For your problem, if you try to simplify it -- square both sides, then multiply by the denominator, then bring everything to one side -- you will see that you have a degree 10 polynomial. However, although some degree 10 polynomials do not have solutions in radicals, it is generally not at all easy to see which ones do and which ones do not. (In particular, 0 is a solution of your equation, and once you "eliminate" that one, you are left with a degree 6 polynomial -- almost down to degree 4!)
In fact it is true that you cannot write the solutions (other than 0) to that equation in radicals, but this is by no means easy to demonstrate or obvious. The author is just telling you, without expecting you to understand why at this stage.
A: Of course it is possible to solve this equation, but answer cannot be written in closed form.
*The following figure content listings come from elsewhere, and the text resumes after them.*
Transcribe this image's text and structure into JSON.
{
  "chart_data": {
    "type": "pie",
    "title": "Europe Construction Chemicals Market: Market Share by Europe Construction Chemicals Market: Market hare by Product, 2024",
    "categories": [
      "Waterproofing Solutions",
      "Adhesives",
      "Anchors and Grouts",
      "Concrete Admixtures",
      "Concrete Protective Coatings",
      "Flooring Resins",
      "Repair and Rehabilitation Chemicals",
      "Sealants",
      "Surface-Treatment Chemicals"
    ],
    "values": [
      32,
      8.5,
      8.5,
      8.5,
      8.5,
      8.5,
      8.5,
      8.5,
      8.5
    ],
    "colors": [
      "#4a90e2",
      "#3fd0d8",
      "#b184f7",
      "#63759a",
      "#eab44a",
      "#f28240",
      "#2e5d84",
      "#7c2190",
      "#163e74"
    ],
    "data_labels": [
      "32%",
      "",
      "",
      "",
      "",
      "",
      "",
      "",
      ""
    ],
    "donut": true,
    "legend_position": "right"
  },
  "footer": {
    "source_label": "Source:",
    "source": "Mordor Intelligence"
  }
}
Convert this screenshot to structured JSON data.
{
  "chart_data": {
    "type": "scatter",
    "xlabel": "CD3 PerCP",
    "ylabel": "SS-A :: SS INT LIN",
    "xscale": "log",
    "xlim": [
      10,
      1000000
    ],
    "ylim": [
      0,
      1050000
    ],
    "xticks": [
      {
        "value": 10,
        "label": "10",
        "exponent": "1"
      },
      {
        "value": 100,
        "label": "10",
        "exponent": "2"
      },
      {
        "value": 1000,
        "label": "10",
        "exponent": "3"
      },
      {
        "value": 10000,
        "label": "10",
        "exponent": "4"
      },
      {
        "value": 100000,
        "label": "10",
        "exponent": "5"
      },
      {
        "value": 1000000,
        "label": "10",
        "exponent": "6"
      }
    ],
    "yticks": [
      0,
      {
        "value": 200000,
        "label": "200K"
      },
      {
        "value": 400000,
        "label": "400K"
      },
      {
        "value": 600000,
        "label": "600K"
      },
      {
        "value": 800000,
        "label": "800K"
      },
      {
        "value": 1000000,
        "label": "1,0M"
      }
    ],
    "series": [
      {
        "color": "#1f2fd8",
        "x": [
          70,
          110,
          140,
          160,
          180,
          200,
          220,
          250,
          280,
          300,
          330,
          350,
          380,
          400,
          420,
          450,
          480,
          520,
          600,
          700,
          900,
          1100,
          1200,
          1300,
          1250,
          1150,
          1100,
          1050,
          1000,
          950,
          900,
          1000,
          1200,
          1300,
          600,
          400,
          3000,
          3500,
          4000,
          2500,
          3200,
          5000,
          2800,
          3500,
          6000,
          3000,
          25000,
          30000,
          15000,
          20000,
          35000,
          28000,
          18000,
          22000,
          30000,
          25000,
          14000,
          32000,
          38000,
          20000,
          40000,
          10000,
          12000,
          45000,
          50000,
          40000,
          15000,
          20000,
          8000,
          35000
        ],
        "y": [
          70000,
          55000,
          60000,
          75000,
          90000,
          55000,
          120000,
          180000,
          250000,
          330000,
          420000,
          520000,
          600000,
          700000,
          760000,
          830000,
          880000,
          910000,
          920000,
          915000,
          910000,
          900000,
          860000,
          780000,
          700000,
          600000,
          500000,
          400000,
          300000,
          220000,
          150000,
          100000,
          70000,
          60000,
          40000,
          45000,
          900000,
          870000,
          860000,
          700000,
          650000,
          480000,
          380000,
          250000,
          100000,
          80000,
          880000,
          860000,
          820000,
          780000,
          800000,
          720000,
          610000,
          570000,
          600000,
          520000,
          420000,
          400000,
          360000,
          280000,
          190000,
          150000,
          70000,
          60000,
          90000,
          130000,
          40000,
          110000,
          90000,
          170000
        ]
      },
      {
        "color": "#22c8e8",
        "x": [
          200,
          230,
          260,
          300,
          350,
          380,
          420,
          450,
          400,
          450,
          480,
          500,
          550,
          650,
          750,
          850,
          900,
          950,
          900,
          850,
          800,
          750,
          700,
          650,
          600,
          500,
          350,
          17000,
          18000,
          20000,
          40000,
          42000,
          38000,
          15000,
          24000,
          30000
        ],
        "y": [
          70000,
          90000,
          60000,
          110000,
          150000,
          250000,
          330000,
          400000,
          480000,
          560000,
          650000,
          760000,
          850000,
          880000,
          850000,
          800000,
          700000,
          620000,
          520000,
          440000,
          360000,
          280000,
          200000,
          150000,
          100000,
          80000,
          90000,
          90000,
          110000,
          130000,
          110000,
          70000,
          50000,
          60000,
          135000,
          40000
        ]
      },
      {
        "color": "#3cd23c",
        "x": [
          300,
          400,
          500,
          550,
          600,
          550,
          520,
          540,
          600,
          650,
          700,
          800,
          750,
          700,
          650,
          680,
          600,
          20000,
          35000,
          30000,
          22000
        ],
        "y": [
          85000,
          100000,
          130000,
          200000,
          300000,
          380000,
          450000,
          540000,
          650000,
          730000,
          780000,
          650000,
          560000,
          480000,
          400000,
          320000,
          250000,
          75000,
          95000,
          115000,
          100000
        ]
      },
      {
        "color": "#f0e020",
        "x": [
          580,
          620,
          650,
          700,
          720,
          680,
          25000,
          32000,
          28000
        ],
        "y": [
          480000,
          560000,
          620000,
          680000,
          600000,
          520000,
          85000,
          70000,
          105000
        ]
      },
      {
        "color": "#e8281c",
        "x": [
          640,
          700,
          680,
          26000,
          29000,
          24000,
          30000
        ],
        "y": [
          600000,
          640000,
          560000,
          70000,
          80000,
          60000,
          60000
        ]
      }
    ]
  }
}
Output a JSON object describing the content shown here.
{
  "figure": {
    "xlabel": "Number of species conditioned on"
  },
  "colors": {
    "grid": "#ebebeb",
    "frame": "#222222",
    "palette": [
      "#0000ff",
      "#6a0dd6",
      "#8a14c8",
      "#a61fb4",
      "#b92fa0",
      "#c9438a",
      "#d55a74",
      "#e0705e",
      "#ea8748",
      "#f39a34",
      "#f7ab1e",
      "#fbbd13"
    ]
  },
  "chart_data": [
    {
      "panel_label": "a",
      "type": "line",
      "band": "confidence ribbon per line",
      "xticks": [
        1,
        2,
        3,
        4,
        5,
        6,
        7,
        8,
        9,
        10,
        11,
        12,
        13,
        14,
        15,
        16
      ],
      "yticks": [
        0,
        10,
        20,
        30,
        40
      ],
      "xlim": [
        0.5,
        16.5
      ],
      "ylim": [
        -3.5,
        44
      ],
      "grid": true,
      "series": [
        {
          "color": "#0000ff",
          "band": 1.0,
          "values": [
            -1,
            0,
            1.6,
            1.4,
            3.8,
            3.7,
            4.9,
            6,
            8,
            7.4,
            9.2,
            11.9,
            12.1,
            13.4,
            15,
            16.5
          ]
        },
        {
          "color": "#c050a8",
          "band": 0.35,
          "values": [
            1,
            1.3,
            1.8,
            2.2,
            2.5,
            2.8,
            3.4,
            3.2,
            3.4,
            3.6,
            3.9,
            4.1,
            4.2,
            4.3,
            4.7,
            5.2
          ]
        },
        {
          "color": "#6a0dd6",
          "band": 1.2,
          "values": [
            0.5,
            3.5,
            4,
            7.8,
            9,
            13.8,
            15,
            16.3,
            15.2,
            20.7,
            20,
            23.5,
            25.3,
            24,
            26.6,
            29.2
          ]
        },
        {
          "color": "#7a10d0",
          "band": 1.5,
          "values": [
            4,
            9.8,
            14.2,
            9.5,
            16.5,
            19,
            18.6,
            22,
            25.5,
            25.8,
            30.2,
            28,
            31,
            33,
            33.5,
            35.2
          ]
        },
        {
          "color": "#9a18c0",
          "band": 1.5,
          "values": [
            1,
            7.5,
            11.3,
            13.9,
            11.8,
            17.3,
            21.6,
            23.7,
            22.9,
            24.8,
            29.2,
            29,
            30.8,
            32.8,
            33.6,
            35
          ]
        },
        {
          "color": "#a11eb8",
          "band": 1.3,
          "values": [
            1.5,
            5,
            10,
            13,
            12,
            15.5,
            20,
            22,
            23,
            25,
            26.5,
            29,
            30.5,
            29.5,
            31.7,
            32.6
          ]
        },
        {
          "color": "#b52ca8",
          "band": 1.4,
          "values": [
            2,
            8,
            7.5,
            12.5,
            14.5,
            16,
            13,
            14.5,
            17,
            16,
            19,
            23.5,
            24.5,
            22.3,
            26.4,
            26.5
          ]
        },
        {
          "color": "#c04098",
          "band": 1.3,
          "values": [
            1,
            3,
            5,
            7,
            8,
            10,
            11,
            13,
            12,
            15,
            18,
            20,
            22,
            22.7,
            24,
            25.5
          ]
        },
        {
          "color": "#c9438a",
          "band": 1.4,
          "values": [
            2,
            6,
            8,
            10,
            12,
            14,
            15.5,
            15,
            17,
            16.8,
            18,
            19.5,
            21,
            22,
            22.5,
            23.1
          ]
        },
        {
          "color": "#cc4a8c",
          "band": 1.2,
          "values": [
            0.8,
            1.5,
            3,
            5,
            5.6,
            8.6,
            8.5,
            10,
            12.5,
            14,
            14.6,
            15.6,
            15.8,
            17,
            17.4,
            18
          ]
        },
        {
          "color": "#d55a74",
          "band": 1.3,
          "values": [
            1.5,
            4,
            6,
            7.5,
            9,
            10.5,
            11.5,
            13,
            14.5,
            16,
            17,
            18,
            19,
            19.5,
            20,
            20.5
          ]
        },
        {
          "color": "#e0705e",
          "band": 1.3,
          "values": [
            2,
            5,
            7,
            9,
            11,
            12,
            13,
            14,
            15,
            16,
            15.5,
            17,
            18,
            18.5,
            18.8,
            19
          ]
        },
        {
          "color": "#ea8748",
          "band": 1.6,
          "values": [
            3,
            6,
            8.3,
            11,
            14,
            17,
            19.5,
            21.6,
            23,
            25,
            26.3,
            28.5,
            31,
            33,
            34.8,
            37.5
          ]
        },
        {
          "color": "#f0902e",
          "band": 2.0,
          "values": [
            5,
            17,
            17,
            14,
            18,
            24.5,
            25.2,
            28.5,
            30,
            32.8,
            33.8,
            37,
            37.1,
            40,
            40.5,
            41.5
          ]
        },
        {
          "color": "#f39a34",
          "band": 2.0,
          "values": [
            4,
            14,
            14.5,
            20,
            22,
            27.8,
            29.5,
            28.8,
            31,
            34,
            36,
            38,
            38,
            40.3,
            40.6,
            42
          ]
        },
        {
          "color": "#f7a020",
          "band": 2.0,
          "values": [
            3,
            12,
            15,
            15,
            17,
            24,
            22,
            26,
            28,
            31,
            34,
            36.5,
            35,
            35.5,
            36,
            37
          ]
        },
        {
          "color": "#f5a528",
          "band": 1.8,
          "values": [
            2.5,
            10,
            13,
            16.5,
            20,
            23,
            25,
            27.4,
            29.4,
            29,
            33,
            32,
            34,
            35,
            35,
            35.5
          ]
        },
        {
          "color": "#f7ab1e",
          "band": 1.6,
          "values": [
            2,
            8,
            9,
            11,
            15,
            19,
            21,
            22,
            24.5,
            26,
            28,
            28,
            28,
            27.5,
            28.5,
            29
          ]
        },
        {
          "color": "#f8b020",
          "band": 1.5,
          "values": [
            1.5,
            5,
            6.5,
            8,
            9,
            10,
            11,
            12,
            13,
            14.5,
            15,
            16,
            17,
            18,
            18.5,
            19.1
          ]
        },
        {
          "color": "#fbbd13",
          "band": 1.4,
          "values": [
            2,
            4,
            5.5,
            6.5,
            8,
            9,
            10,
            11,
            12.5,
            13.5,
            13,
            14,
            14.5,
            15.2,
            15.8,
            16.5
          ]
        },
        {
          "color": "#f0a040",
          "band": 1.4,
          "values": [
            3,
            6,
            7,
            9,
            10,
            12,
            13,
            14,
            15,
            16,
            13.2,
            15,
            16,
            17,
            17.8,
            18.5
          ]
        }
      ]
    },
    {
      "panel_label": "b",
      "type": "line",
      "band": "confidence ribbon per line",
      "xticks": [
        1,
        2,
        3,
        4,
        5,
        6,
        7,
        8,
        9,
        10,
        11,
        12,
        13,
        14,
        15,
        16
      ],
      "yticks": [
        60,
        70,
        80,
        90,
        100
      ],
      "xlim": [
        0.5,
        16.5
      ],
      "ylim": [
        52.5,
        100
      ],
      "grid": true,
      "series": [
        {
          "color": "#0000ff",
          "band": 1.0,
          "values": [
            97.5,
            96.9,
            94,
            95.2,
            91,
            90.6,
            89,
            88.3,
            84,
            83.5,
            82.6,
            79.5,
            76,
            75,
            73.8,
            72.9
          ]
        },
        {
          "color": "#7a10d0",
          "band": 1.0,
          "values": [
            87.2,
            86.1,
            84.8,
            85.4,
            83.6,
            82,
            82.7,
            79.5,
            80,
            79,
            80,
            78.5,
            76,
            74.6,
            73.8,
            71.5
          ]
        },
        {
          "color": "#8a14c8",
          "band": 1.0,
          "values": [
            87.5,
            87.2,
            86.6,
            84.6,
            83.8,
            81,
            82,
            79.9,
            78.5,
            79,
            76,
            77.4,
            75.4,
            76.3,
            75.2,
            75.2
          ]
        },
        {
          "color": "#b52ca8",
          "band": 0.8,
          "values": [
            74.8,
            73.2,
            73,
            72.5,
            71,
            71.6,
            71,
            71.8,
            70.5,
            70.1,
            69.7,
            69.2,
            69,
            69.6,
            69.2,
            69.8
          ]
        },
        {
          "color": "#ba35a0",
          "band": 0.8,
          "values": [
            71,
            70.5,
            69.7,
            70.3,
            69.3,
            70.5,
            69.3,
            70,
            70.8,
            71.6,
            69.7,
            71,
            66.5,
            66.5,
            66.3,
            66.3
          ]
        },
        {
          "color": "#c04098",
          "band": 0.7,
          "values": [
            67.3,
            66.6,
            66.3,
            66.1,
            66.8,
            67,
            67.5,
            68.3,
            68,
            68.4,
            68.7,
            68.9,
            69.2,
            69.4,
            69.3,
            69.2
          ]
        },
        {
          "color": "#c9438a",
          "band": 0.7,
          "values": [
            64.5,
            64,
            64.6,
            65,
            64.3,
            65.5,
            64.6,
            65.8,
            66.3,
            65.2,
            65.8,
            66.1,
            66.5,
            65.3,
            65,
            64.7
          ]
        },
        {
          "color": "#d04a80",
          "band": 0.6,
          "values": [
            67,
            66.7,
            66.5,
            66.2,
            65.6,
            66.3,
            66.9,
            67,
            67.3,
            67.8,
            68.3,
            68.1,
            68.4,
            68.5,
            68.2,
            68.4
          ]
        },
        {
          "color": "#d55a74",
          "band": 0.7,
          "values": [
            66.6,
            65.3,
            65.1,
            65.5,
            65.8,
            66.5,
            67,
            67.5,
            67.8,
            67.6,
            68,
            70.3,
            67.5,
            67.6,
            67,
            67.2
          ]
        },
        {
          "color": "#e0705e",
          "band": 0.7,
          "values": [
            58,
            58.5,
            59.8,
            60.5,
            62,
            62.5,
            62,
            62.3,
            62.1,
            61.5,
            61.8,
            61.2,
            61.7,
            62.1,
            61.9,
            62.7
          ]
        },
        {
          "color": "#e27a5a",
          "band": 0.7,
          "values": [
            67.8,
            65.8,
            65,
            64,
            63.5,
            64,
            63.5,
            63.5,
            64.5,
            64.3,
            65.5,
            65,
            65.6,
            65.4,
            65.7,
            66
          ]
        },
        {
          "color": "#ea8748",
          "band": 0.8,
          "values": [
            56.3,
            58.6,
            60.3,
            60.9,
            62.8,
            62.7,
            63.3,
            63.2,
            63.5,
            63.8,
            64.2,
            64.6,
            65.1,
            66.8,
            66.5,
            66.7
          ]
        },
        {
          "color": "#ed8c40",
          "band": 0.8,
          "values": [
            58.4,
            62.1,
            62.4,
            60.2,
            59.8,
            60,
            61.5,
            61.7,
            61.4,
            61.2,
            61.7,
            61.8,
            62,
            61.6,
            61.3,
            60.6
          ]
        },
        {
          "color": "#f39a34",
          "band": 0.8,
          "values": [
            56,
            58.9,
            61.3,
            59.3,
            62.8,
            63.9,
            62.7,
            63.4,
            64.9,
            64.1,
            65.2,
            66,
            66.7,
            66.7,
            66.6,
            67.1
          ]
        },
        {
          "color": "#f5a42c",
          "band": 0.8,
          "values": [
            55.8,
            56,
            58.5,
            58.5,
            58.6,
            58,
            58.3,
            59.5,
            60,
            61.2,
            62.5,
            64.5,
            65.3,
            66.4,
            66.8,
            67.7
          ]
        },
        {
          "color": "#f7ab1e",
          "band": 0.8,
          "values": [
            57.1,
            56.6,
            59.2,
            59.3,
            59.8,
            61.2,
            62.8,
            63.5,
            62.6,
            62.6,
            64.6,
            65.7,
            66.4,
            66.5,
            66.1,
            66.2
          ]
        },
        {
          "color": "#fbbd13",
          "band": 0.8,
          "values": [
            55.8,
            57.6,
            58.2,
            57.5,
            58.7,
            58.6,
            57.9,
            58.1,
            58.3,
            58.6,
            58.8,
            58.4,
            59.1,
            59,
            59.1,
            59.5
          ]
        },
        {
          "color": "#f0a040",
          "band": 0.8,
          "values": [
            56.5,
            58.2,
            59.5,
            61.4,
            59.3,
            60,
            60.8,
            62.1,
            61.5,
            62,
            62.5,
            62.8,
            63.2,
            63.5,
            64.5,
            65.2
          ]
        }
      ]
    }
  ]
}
$$\frac{x}{\sqrt{x^{2}+1}}=x^{4}-x,x\in\mathbb{R}$$
$$\frac{x}{\sqrt{x^2+1}}\left((x^3-1)\sqrt{x^2+1}-1\right)=0$$
$$x=0\lor (x^3-1)\sqrt{x^2+1}=1$$
Let find real root other than $x=0$.
$$(x^3-1)\sqrt{x^2+1}=1,x\in\mathbb{R}$$
$$(x^6-2x^3+1)(x^2+1)=1 \land x^3-1>0$$
$$x^8-2x^5+x^2+x^6-2x^3+1-1=0 \land x>1$$
$$x^2(x^6+x^4-2x^3-2x+1)=0 \land x>1$$
$$x^6+x^4-2x^3-2x+1=0 \land x>1$$
Real root of original equation other than $x=0$ is real root of $x^6+x^4-2x^3-2x+1=0$ which is greater than $1$. This root can be written in Wolfram Root notation (which is not part of commonly used closed form arrangement) as $Root(x^6+x^4-2x^3-2x+1,i)$, where $i$ is some integer number from $1$ to $6$. Numerical value of this root can be found using numerical methods or plotting.